Lyme disease strikes Herriman teacher
For years, Jessilynn Morton-Langehaug did not know what was wrong with her body. She couldn’t keep weight on, food made her feel horrible, and many symptoms made no sense.
“I grew up in, like, a very workhorse type of family. Like, my dad’s a rancher, and my… I have ranching on both sides of my family,” she said. “You can’t be sick, you can’t sleep in, you can’t rest, like — you need to just go, go, go.”
But running, she said, made her feel better.
“It was like my time to just kind of get out of my body, ’cause I would go into like a meditative state. Plus, you would get, like, increased circulations and your endorphins,” she said. “It was just a time that I had just felt happy and free, you know?”
Finding strength through adversity
Morton-Langehaug struggled to figure out what was making her sick through a series of misdiagnoses, including anorexia, Crohn’s Disease, and others. Her parents put her in a psych ward to see how it could help her heal or find answers.
“Honestly, it was like the hardest two, three months I’ve ever experienced, where I just had to get like — so mental. I just had to be like, ‘You will get through this,'” she remembered.
Finally, a new doctor found the underlying problem: Lyme Disease.
“I was 25 when I saw him, and he was like, ‘Your internal age is 52,'” she said.
He told her that her body could not run the super long distances required of ultrarunning — 50, 100, and even 200 plus miles. But she refused to give up. She believes her experience fighting through misdiagnoses and enduring the psych word instilled a mental strength that kept her moving.
But she would not give up.
Refusing to quit
“There got to a point… I was like, ‘You know what? I’m tired of people telling me what I can and can’t do.’ Your mind is your biggest inhibitor,” she said. “But when you tell yourself you can, you can.”
The Herriman teacher’s first ultramarathon was 50 miles.
“It scared the living crap out of me,” she said. “And I was like, ‘I don’t know if I’m going to survive it.’ Well, then I survived it. And then I was like, ‘100 miles.’ Well, 100 miles scared the crap out of me. And then I survived it and then I just kept getting, you know, doing more hundreds.”
Eventually, that led her to the Moab 240, where she won with the fourth fastest female time in history.
Lessons from a Herriman teacher
She overcame other obstacles as well: her parents’ divorce, a rape, miscarriages. The Herriman teacher says her family has been a big support through all of it.
“I couldn’t ask for better parents. They are my greatest supporters,” said Moron-Langehaug.

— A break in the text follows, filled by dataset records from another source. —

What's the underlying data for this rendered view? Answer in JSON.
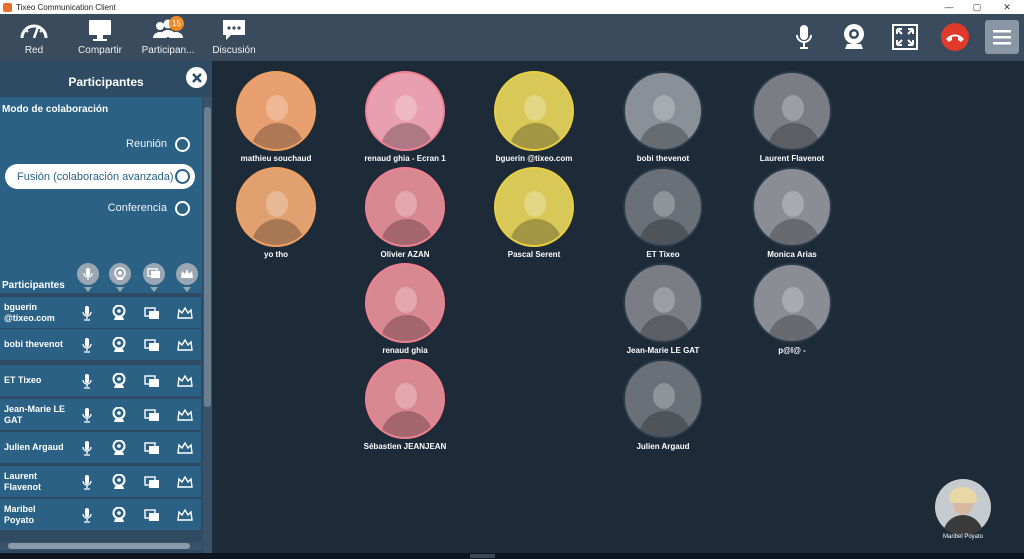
{
  "window": {
    "title": "Tixeo Communication Client"
  },
  "toolbar": {
    "items": [
      {
        "label": "Red",
        "icon": "network-gauge-icon"
      },
      {
        "label": "Compartir",
        "icon": "monitor-share-icon"
      },
      {
        "label": "Participan...",
        "icon": "participants-icon",
        "badge": "15"
      },
      {
        "label": "Discusión",
        "icon": "chat-icon"
      }
    ],
    "right_icons": [
      "microphone-icon",
      "webcam-icon",
      "fullscreen-icon",
      "hangup-icon",
      "menu-icon"
    ]
  },
  "sidebar": {
    "title": "Participantes",
    "collab_title": "Modo de colaboración",
    "modes": [
      {
        "label": "Reunión",
        "selected": false
      },
      {
        "label": "Fusión (colaboración avanzada)",
        "selected": true
      },
      {
        "label": "Conferencia",
        "selected": false
      }
    ],
    "participants_label": "Participantes",
    "participants": [
      {
        "name": "bguerin @tixeo.com"
      },
      {
        "name": "bobi thevenot"
      },
      {
        "name": "ET Tixeo"
      },
      {
        "name": "Jean-Marie LE GAT"
      },
      {
        "name": "Julien Argaud"
      },
      {
        "name": "Laurent Flavenot"
      },
      {
        "name": "Maribel Poyato"
      }
    ]
  },
  "stage": {
    "tiles": [
      {
        "name": "mathieu souchaud",
        "ring": "#f0a060",
        "tint": "#e8a070"
      },
      {
        "name": "renaud ghia - Ecran 1",
        "ring": "#f08090",
        "tint": "#e8a0b0"
      },
      {
        "name": "bguerin @tixeo.com",
        "ring": "#e8d040",
        "tint": "#d8c858"
      },
      {
        "name": "bobi thevenot",
        "ring": "#2a3a4a",
        "tint": "#8a9098"
      },
      {
        "name": "Laurent Flavenot",
        "ring": "#2a3a4a",
        "tint": "#7a7e84"
      },
      {
        "name": "yo tho",
        "ring": "#f0a060",
        "tint": "#e0a070"
      },
      {
        "name": "Olivier AZAN",
        "ring": "#f08090",
        "tint": "#d88890"
      },
      {
        "name": "Pascal Serent",
        "ring": "#e8d040",
        "tint": "#d8c858"
      },
      {
        "name": "ET Tixeo",
        "ring": "#2a3a4a",
        "tint": "#6a7078"
      },
      {
        "name": "Monica Arias",
        "ring": "#2a3a4a",
        "tint": "#8a8e94"
      },
      {
        "name": "renaud ghia",
        "ring": "#f08090",
        "tint": "#d88890"
      },
      {
        "name": "Jean-Marie LE GAT",
        "ring": "#2a3a4a",
        "tint": "#7a7e84"
      },
      {
        "name": "p@l@ -",
        "ring": "#2a3a4a",
        "tint": "#8a8e94"
      },
      {
        "name": "Sébastien JEANJEAN",
        "ring": "#f08090",
        "tint": "#d88890"
      },
      {
        "name": "Julien Argaud",
        "ring": "#2a3a4a",
        "tint": "#6a7078"
      }
    ],
    "self_name": "Maribel Poyato"
  }
}
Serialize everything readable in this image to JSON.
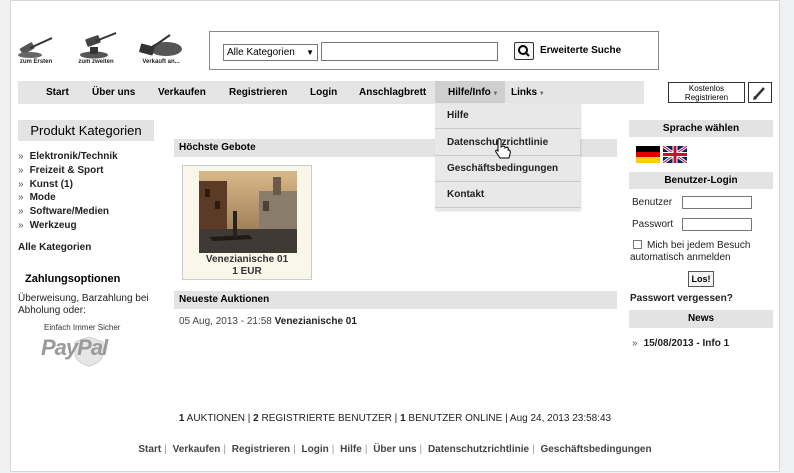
{
  "logos": [
    {
      "label": "zum Ersten"
    },
    {
      "label": "zum zweiten"
    },
    {
      "label": "Verkauft an..."
    }
  ],
  "search": {
    "category_selected": "Alle Kategorien",
    "input_value": "",
    "advanced_label": "Erweiterte Suche"
  },
  "nav": {
    "items": [
      "Start",
      "Über uns",
      "Verkaufen",
      "Registrieren",
      "Login",
      "Anschlagbrett",
      "Hilfe/Info",
      "Links"
    ],
    "dropdown": [
      "Hilfe",
      "Datenschutzrichtlinie",
      "Geschäftsbedingungen",
      "Kontakt"
    ],
    "register_line1": "Kostenlos",
    "register_line2": "Registrieren"
  },
  "left": {
    "title": "Produkt Kategorien",
    "categories": [
      "Elektronik/Technik",
      "Freizeit & Sport",
      "Kunst (1)",
      "Mode",
      "Software/Medien",
      "Werkzeug"
    ],
    "all_categories": "Alle Kategorien",
    "payment_title": "Zahlungsoptionen",
    "payment_text": "Überweisung, Barzahlung bei Abholung oder:",
    "paypal_tagline": "Einfach Immer Sicher",
    "paypal_logo": "PayPal"
  },
  "main": {
    "top_bids_title": "Höchste Gebote",
    "product_name": "Venezianische 01",
    "product_price": "1 EUR",
    "newest_title": "Neueste Auktionen",
    "newest_date": "05 Aug, 2013 - 21:58",
    "newest_item": "Venezianische 01"
  },
  "right": {
    "lang_title": "Sprache wählen",
    "login_title": "Benutzer-Login",
    "user_label": "Benutzer",
    "pass_label": "Passwort",
    "remember_label": "Mich bei jedem Besuch automatisch anmelden",
    "login_button": "Los!",
    "forgot": "Passwort vergessen?",
    "news_title": "News",
    "news_item": "15/08/2013 - Info 1"
  },
  "footer": {
    "stats_auctions_n": "1",
    "stats_auctions": "AUKTIONEN",
    "stats_users_n": "2",
    "stats_users": "REGISTRIERTE BENUTZER",
    "stats_online_n": "1",
    "stats_online": "BENUTZER ONLINE",
    "stats_date": "Aug 24, 2013 23:58:43",
    "links": [
      "Start",
      "Verkaufen",
      "Registrieren",
      "Login",
      "Hilfe",
      "Über uns",
      "Datenschutzrichtlinie",
      "Geschäftsbedingungen"
    ]
  },
  "colors": {
    "header_bg": "#e3e3e3",
    "nav_bg": "#e5e5e5",
    "dropdown_bg": "#e8e8e8"
  }
}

And she details all of it in a book, ‘Defying the Odds,’ and hopes her life lessons inspire her students and her daughter, age 7.
“I’m a stronger person because I can move past hard stuff,” she said. “And now I’m a pretty happy person and I’ve done a lot of self work,” Morton-Langehaug said. “Love of self is huge.”
She says that’s what will help lead to solutions. If you can spend more time with yourself and love yourself, then you can find more forgiveness, compassion, hope and laughter for others, Morton-Langehaug says — and the world will be a better place.